Le opinioni possono cambiare se si espongono le questioni in modo completo mettendo bene in evidenza tutti gli aspetti, i rischi e i vantaggi secondo un bilancio reale e consapevole. Per questo ci siamo convinti che cambiando il metodo si ottengono decisioni democratiche più competenti, ragionate e responsabili.

Le istituzioni pubbliche, come ad esempio la Regione Lombardia, come hanno reagito alle vostre proposte? Qual è stato il loro ruolo nella discussione?

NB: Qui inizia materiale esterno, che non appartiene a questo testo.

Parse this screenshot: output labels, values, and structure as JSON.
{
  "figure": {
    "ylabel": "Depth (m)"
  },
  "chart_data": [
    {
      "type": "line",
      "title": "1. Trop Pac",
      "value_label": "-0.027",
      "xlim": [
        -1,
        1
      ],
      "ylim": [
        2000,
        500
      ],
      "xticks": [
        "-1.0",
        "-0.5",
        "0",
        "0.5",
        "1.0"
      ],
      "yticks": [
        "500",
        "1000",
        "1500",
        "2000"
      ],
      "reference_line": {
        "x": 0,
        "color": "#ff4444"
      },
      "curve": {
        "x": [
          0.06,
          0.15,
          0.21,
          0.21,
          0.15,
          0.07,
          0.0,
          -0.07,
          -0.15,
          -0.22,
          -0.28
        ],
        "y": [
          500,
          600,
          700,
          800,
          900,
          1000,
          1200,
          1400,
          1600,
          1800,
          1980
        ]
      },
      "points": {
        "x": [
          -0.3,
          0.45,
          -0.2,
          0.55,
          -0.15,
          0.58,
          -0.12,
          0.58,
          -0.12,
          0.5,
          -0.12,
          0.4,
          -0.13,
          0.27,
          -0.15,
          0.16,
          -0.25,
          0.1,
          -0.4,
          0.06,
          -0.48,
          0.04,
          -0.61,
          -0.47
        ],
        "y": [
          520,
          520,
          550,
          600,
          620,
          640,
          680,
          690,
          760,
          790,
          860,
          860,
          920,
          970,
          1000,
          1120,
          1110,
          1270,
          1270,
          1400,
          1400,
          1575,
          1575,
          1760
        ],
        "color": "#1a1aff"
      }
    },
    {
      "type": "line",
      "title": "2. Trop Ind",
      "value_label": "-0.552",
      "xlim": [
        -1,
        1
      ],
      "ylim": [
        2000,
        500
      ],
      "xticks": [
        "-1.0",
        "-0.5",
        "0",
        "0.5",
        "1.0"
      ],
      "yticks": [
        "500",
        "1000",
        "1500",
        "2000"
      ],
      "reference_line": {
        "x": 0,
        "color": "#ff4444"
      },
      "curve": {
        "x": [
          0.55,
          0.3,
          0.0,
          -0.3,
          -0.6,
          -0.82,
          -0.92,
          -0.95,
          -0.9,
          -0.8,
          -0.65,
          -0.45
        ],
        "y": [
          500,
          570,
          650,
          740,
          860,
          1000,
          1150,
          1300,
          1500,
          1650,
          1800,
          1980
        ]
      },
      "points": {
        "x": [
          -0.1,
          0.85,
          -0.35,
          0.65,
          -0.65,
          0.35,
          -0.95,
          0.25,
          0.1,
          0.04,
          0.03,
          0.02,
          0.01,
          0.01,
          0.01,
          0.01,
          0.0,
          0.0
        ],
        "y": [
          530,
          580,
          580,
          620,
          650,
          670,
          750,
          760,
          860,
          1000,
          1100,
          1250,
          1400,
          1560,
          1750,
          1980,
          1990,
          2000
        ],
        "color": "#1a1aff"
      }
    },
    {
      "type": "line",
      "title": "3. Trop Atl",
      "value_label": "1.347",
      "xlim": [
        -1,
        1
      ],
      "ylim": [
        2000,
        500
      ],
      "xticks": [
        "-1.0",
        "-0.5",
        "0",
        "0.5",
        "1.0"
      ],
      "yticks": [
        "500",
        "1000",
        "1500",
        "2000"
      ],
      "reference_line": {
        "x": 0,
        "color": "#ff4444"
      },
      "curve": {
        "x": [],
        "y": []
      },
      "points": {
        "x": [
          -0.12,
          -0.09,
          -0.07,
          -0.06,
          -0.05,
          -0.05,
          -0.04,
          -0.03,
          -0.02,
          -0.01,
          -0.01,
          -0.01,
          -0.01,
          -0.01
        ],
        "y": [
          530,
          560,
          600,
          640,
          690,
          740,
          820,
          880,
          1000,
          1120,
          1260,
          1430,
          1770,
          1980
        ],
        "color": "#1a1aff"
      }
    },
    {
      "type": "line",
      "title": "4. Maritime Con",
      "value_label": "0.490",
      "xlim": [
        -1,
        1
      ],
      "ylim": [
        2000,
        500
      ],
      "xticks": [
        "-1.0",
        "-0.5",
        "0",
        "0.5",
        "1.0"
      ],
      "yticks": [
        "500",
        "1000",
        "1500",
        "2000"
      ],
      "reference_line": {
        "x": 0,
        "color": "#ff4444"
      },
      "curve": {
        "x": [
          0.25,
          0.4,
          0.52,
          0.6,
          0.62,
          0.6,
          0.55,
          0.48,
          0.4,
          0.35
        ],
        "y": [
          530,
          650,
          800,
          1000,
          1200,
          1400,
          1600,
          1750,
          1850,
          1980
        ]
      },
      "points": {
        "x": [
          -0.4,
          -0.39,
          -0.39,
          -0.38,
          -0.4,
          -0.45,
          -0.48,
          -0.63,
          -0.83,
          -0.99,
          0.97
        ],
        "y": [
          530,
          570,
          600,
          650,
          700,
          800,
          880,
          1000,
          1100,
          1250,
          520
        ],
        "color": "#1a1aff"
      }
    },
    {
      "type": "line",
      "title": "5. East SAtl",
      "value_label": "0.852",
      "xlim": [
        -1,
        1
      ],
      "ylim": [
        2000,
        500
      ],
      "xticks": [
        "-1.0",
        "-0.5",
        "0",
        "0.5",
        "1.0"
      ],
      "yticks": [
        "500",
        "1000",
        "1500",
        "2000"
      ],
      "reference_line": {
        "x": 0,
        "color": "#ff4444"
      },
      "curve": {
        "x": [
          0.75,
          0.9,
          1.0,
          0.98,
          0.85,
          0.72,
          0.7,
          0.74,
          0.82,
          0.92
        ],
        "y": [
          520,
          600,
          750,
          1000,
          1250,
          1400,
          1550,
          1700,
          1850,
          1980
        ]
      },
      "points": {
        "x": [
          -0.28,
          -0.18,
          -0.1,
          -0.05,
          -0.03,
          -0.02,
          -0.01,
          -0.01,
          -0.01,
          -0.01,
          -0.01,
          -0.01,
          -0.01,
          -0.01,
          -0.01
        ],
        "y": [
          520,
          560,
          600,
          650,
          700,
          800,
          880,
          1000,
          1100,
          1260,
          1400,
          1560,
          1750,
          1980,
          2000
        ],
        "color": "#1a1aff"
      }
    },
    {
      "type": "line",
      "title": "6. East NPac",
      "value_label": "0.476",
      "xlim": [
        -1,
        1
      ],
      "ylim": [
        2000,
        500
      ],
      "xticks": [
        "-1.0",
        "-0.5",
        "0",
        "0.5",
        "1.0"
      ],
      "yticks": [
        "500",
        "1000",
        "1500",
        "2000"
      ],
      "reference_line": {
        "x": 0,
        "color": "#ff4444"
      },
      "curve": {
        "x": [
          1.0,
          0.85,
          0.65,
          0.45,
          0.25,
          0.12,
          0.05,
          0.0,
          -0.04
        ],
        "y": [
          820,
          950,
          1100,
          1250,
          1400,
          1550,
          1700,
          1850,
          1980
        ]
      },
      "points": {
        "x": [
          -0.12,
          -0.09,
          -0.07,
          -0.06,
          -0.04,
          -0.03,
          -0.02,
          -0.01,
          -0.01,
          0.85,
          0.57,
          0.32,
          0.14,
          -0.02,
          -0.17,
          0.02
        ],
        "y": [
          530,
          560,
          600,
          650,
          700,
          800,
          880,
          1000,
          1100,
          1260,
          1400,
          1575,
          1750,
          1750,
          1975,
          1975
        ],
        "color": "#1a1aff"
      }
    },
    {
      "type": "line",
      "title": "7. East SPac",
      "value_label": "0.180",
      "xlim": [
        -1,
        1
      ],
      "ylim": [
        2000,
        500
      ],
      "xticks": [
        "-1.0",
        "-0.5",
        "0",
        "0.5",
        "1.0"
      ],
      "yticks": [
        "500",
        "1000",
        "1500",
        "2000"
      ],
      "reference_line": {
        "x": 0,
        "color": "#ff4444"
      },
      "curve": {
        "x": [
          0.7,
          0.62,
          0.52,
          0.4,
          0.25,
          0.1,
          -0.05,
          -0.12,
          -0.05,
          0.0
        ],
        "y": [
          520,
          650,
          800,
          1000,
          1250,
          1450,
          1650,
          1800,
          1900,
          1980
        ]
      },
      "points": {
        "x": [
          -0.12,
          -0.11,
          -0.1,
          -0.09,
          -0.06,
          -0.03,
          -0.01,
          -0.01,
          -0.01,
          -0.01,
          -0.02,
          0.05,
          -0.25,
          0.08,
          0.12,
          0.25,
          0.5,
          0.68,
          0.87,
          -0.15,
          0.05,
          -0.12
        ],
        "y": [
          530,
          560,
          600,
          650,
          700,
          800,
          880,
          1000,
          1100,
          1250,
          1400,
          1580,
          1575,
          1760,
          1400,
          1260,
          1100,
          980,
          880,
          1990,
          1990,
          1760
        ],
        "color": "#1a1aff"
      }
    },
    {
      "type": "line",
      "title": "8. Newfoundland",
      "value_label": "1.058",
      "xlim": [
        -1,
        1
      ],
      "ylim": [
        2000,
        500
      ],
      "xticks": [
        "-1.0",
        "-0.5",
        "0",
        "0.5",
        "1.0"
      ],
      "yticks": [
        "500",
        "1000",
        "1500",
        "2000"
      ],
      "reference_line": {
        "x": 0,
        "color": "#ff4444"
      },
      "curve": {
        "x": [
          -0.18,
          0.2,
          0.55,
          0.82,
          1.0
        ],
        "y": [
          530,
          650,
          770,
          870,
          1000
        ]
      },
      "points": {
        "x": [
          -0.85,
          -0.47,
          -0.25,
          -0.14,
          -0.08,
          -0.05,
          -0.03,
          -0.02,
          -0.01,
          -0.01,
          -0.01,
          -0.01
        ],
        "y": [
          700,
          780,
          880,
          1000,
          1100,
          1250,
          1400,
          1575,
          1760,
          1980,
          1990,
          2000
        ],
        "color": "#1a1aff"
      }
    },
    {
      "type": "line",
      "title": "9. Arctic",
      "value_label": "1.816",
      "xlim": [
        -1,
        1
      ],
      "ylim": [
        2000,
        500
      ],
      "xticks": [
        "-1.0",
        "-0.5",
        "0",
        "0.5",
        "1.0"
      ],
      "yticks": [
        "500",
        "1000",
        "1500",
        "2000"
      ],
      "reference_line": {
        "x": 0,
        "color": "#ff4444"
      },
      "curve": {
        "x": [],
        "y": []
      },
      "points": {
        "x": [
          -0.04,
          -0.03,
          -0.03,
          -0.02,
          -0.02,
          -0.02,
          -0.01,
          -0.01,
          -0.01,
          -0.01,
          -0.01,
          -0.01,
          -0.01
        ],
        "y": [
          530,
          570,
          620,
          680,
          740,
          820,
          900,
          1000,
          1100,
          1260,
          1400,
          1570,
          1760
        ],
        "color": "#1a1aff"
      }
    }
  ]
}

Tutta l’iniziativa è nata da una collaborazione con la Regione Lombardia e con l’Irer, che è il braccio operativo della regione in materia di ricerca. Ma le istituzioni pubbliche si trovano di fronte a un passo ulteriore che è quello del loro statuto. Mi spiego meglio. Il tema delle scelte pubbliche su argomenti che toccano l’etica di ciascuno è molto delicato. La proposta della Fondazione Bassetti è che su questi argomenti non può funzionare il metodo del voto consiliare per cui a ciascun rappresentante è affidato un voto che decide per tutti. Abbiamo avanzato delle idee che vogliono coinvolgere la popolazione direttamente interessata nelle decisioni da prendere, in modo che possa partecipare informandosi adeguatamente e valutando attentamente la questione. Abbiamo dimostrato che metodi ispirati da un desiderio di accresciuta e più consapevole partecipazione risultano più efficienti dal punto di vista delle scelte da prendere e dal punto di vista del governo dell’innovazione e delle sua applicazioni.
Poi si scopre però, che i regolamenti attuali del consiglio regionale non consentono alla giunta di mettere in atto decisioni prese attraverso modalità non previste dallo statuto. In altre parole, se la Regione Lombardia non inserisce nel proprio statuto la possibilità di organizzare discussioni pubbliche al fine di prendere decisioni in sede di consiglio, non si può fare nulla. Ora la Regione si trova nella condizione di dover rinnovare lo statuto, un’occasione unica per inserire il tema della partecipazione informata. Parliamo molto di riforme istituzionali ma ci fermiamo poco a riflettere sulle procedure della democrazia. Forse su questo tema un ragionamento andrebbe fatto.

Quindi dalla vostra iniziativa si apre una porta verso il futuro?

Intanto l’apporto delle nostre discussioni è stato recepito in sede regionale e sarà tra le materie di riflessione nell’elaborazione dello statuto. Di certo è emersa la voglia di approfondire il tema che non è affatto esaurito, anzi, siamo solo agi inizi.